Thierry Guetta, a French shop keeper, used to have one passion in life: filming anything and everything. He was never caught without a camera in hand and would keep rolling no matter what. This was an aimless passion, but a passion nonetheless. A husband and father, Guetta spent all of his time filming his family, himself, people on the street… whatever crossed his path was captured on film.
What seemed as though it would be a part of his life forever with no real purpose suddenly took direction. His cousin was working on his most recent project. He was making mosaic Space Invader pieces just to place them around the city for people to see and question. This is street art. thought-provoking works of art. Some were there just because and some were there for an obvious purpose.
Thierry loved this idea and followed his cousin, Space Invader, as he made his mark. Shortly thereafter, Guetta was introduced to street artist Shepard Fairey, the likable chap behind the Obama “hope” campaign. He and Fairey became fast friends as Guetta followed him and filmed him. He loved the danger, the adventure, and the adrenaline rush of possibly being caught. Thierry took his hand-held passion to new heights in daring feats to capture the genius of Fairey from new angles.
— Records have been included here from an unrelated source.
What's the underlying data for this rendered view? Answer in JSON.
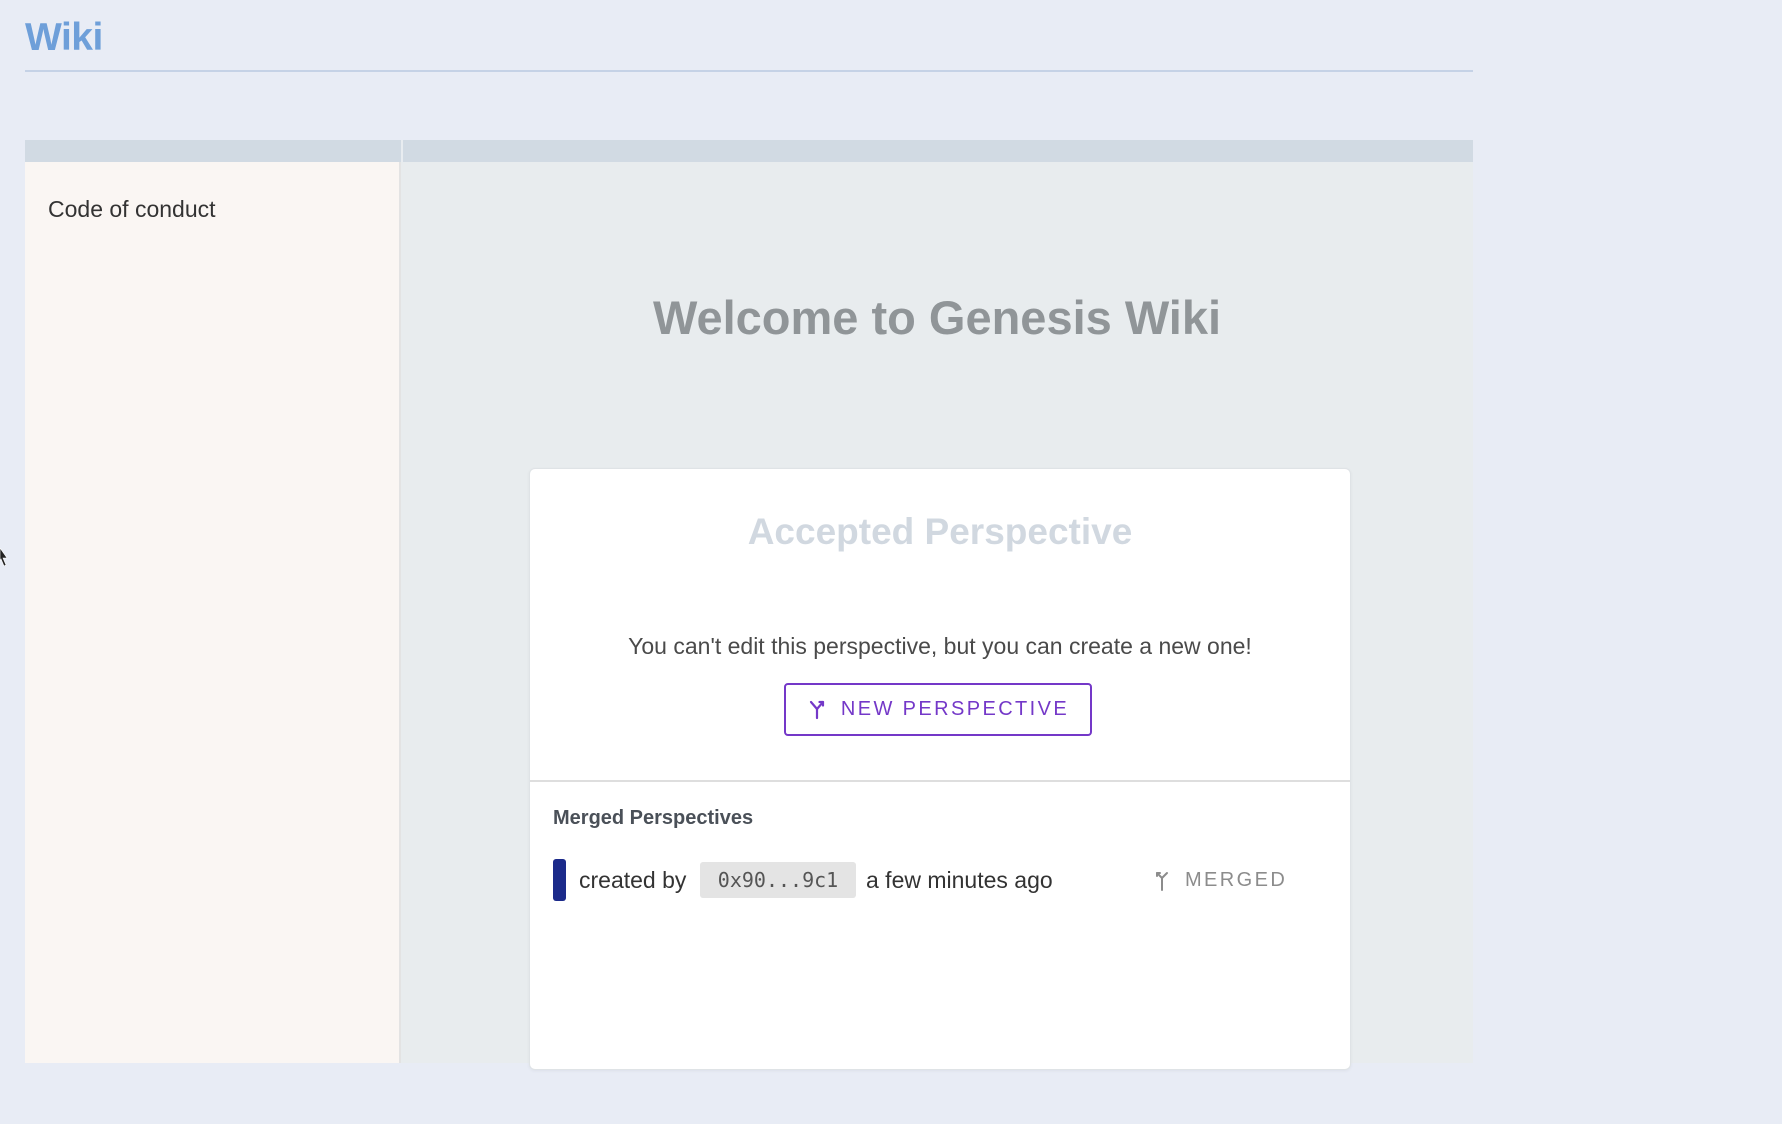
{
  "header": {
    "title": "Wiki"
  },
  "sidebar": {
    "items": [
      {
        "label": "Code of conduct"
      }
    ]
  },
  "main": {
    "welcome_title": "Welcome to Genesis Wiki"
  },
  "card": {
    "title": "Accepted Perspective",
    "message": "You can't edit this perspective, but you can create a new one!",
    "new_perspective_label": "NEW PERSPECTIVE",
    "new_perspective_icon": "fork-icon",
    "merged_heading": "Merged Perspectives",
    "merged_items": [
      {
        "created_by_label": "created by",
        "address": "0x90...9c1",
        "timestamp": "a few minutes ago",
        "status": "MERGED",
        "status_icon": "merge-icon",
        "color": "#1b2a8a"
      }
    ]
  },
  "colors": {
    "accent": "#7438c8",
    "wiki_title": "#6e9fd9",
    "perspective_color": "#1b2a8a"
  }
}
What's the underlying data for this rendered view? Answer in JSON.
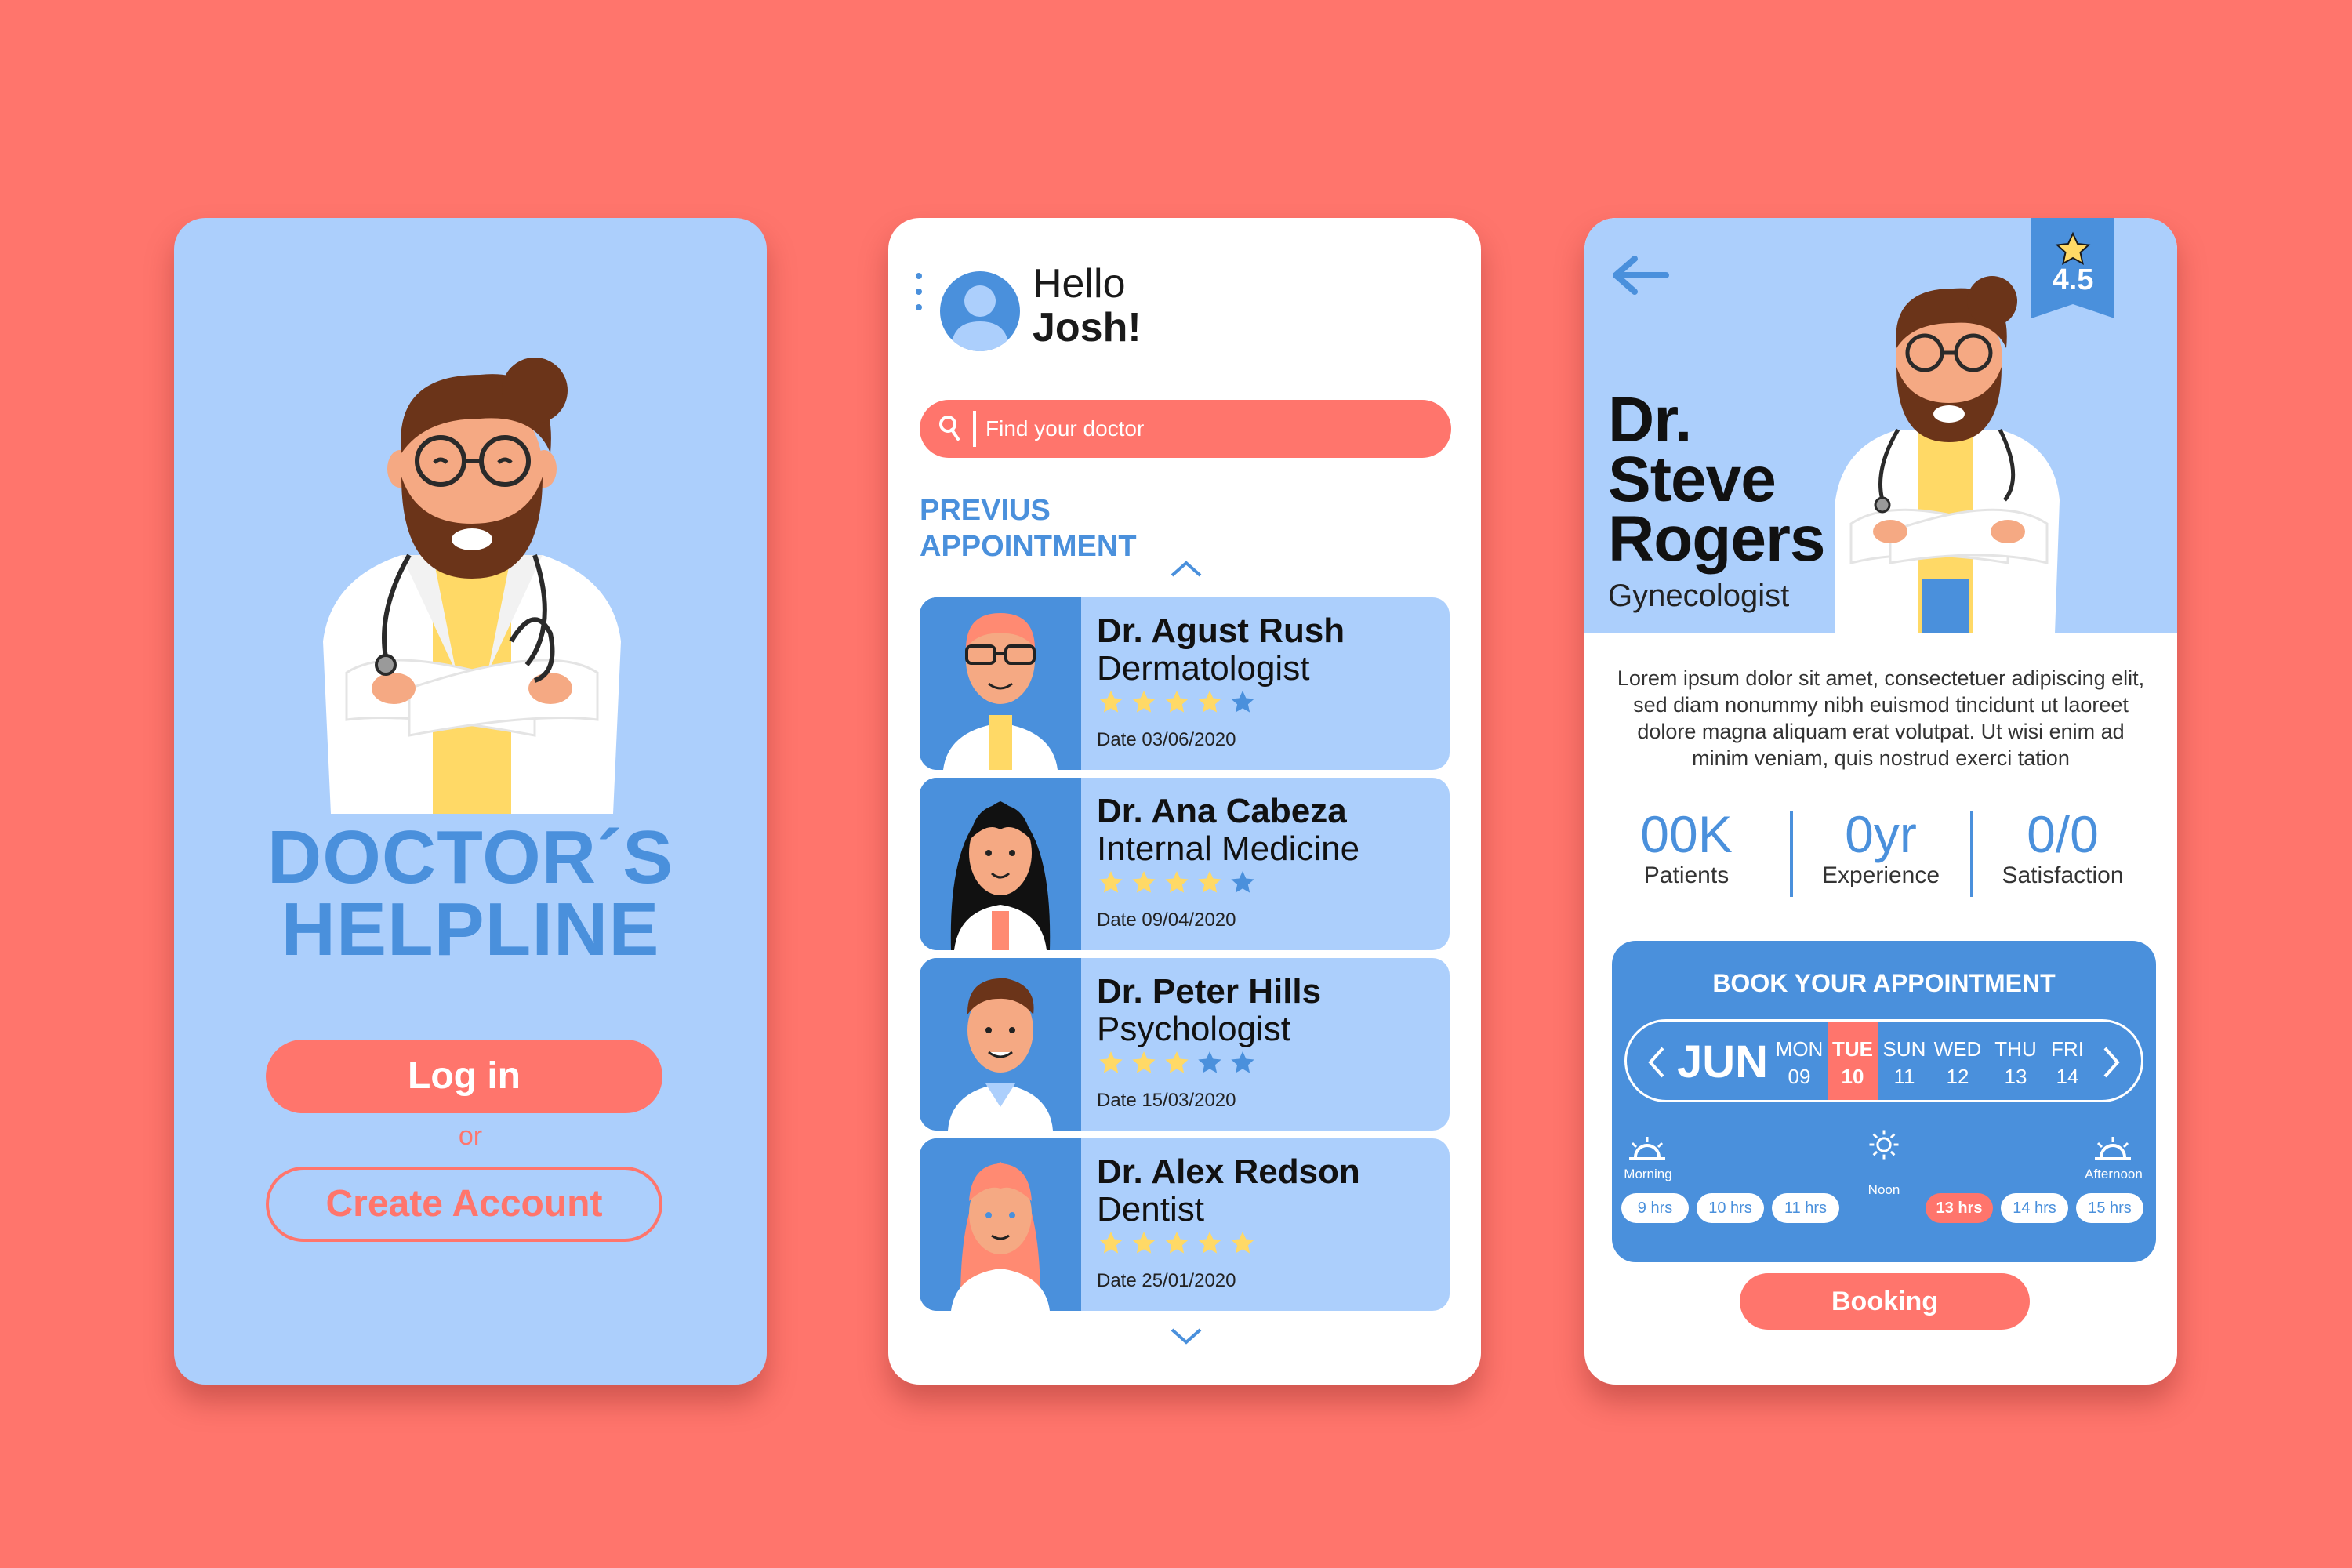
{
  "colors": {
    "background": "#FF756C",
    "accent_blue": "#4A90DC",
    "light_blue": "#ACCFFC",
    "coral": "#FF756C",
    "star_yellow": "#FFD966"
  },
  "login": {
    "brand_line1": "DOCTOR´S",
    "brand_line2": "HELPLINE",
    "login_label": "Log in",
    "or_text": "or",
    "create_label": "Create Account"
  },
  "home": {
    "greeting": "Hello",
    "user_name": "Josh!",
    "search_placeholder": "Find your doctor",
    "section_title_line1": "PREVIUS",
    "section_title_line2": "APPOINTMENT",
    "appointments": [
      {
        "name": "Dr. Agust Rush",
        "specialty": "Dermatologist",
        "rating": 4,
        "date": "Date 03/06/2020"
      },
      {
        "name": "Dr. Ana Cabeza",
        "specialty": "Internal Medicine",
        "rating": 4,
        "date": "Date 09/04/2020"
      },
      {
        "name": "Dr. Peter  Hills",
        "specialty": "Psychologist",
        "rating": 3,
        "date": "Date 15/03/2020"
      },
      {
        "name": "Dr. Alex Redson",
        "specialty": "Dentist",
        "rating": 5,
        "date": "Date 25/01/2020"
      }
    ]
  },
  "detail": {
    "rating": "4.5",
    "name_line1": "Dr.",
    "name_line2": "Steve",
    "name_line3": "Rogers",
    "specialty": "Gynecologist",
    "description": "Lorem ipsum dolor sit amet, consectetuer adipiscing elit, sed diam nonummy nibh euismod tincidunt ut laoreet dolore magna aliquam erat volutpat. Ut wisi enim ad minim veniam, quis nostrud exerci tation",
    "stats": [
      {
        "value": "00K",
        "label": "Patients"
      },
      {
        "value": "0yr",
        "label": "Experience"
      },
      {
        "value": "0/0",
        "label": "Satisfaction"
      }
    ],
    "booking": {
      "title": "BOOK YOUR APPOINTMENT",
      "month": "JUN",
      "days": [
        {
          "name": "MON",
          "date": "09",
          "selected": false
        },
        {
          "name": "TUE",
          "date": "10",
          "selected": true
        },
        {
          "name": "SUN",
          "date": "11",
          "selected": false
        },
        {
          "name": "WED",
          "date": "12",
          "selected": false
        },
        {
          "name": "THU",
          "date": "13",
          "selected": false
        },
        {
          "name": "FRI",
          "date": "14",
          "selected": false
        }
      ],
      "periods": {
        "morning": "Morning",
        "noon": "Noon",
        "afternoon": "Afternoon"
      },
      "slots": [
        {
          "label": "9 hrs",
          "selected": false
        },
        {
          "label": "10 hrs",
          "selected": false
        },
        {
          "label": "11 hrs",
          "selected": false
        },
        {
          "label": "13 hrs",
          "selected": true
        },
        {
          "label": "14 hrs",
          "selected": false
        },
        {
          "label": "15 hrs",
          "selected": false
        }
      ],
      "button_label": "Booking"
    }
  }
}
All the while, Thierry is introduced to more street artists like Swoon, Borf, Monsieur André, Sweet Toof, and many more. This trend became a huge part of his life. An obsession, if you will. With camera in hand, he followed the tight-knit world of street art closely. He had filmed the works of so many well-known street artist, but he hadn’t gotten them all. He needed Banksy. There was one tiny little hiccup… how would he find Banksy? The unidentified graffiti artist had no phone. The only people who knew him knew they knew him, but no one else did.
In an act of divine intervention, he finds Banksy. Guetta worked day and night to win the trust of Banksy, and amazingly enough, they became friends.
From the beginning, Guetta had said that he was making a street art documentary. He decided it was time to do just that. He took his cases of tapes and put together a documentary he called Barely Legal and took it to Banksy.
It was a mess, says Exit Through the Gift Shop director Banksy. He encouraged Guetta to leave him with the tapes and go back home. He told Thierry to work on his own street art and that’s just what he did. Guetta arrived him to his family who had already spent so much time without him only to lose him again to a new passion: street art.
Under the alias Mr. Brainwash, Guetta took to street art like a duck to water. He had watched for so long and now it was his turn.
In a wicked turn of events, Guetta was injured. Under the influence of painkillers, Guetta spent all of his time trying to create his first show. The man we saw in the beginning of the film was gone. The story changed drastically from beginning to end and what a story it was. It may be legit, but it may also be a farce. One thing is for sure… this film sheds light on a world that has previously eluded the watchful eye of a camera.
This documentary is my pick for Best Documentary (Feature) for this year’s Oscar awards. Intriguing, funny, and the first film I’ve ever seen about street art. It is an unusual story and incredibly winning with lots of character. Will we meet Banksy if it wins? I almost hope we don’t. His mystery is part of his allure. I suppose only time will tell.